Из "Детского мира" я вышел с пустыми карманами, но с двумя доверху набитыми детским вещами сумками. Все по отдельности стоило, кажется, не так уж и дорого, но в сумме оказалось гораздо больше, чем я мог даже представить. Самой, пожалуй, бесполезной, на тот момент покупкой были красные кожаные башмачки на крохотном каблучке. Меня они очаровали. Я понимал, что новорожденному башмачки ни к чему, но просто не мог удержать себя - так живо представилось, как мой сын крепко стоит своими ножками в этих башмачках. Стоили они пять рублей - недешево и по тамошним временам и по ценам "Детского мира". Для жены, эти башмачки стали главным предметом издевок на несколько следующих месяцев.

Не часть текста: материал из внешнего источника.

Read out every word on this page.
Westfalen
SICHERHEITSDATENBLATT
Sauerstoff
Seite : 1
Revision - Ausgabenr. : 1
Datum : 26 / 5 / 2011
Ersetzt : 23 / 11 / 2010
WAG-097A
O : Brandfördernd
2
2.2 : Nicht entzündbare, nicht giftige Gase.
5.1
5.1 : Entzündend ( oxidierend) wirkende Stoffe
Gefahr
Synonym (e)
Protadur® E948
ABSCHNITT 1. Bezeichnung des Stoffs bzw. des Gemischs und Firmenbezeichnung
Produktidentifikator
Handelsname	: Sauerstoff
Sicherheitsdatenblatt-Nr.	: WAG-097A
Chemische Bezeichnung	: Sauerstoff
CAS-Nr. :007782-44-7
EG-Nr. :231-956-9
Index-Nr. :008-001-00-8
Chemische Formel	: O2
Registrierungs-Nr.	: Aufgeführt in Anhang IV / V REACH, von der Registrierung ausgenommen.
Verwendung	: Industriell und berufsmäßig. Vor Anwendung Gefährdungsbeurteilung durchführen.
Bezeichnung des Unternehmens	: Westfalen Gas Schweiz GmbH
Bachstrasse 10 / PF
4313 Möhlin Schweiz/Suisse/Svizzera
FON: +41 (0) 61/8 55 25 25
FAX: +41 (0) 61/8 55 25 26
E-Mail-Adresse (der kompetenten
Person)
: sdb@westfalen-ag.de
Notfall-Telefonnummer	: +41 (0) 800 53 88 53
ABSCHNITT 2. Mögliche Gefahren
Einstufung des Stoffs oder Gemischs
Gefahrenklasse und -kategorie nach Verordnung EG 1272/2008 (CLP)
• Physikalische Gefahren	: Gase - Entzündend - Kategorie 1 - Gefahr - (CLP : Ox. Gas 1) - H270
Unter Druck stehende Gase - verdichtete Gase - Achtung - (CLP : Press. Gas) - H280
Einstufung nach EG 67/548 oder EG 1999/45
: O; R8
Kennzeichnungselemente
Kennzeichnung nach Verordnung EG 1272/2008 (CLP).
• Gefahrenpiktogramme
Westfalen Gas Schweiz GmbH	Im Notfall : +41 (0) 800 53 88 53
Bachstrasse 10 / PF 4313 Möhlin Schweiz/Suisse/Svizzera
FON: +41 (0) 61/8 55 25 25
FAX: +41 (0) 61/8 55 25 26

В Тбилиси я прилетел на майские, погода стояла теплая, ходили гулять в ботанический, ничто не предвещало неприятностей. За день до отлета, внезапно погода изменилась, сильный ветер, дождь, я в тонкой рубашке, промок и продрог на ветру. Сильно простыл. По-хорошему, взять бы больничный и отлежаться, но я представлял, как в Москве посмотрят на тбилисский больничный. Решил лететь. Чувствовал себя очень плохо, трясло, бил озноб. В метро, несмотря на приличную вечернюю загрузку, в углу возле меня образовалась пустота - видать, принимали, за наркомана. Как добрался домой, не помню. Скорую вызвали соседи. Я очнулся, когда в меня всаживали шприц. Во враче я узнал заместителя нашего декана, сестра мне была незнакома. Утром нашел пустую ампулу из под анальгина и понял, что медицинская бригада у меня, действительно, была. В поликлинике, как ни странно, приняли без прописки и еще неделю я отвалялся на уже московском больничном. Времени до защиты почти не оставалось, все планы пришлось скомкать и я торопился только успеть набрать обязательный объем текста. Рецензент, из одолжения, написала что-то нейтральное и, хотя сама защита прошла отлично, общая оценка оказалась "удовлетворительно". По совести, меня устраивало и это - лишь бы было чем отчитаться на работе за полгода учебы, но для себя эту поездку я, конечно, оценивал как полностью провальную: результатов нет, с Зельдовичем не встретился, в личных делах совсем запутался.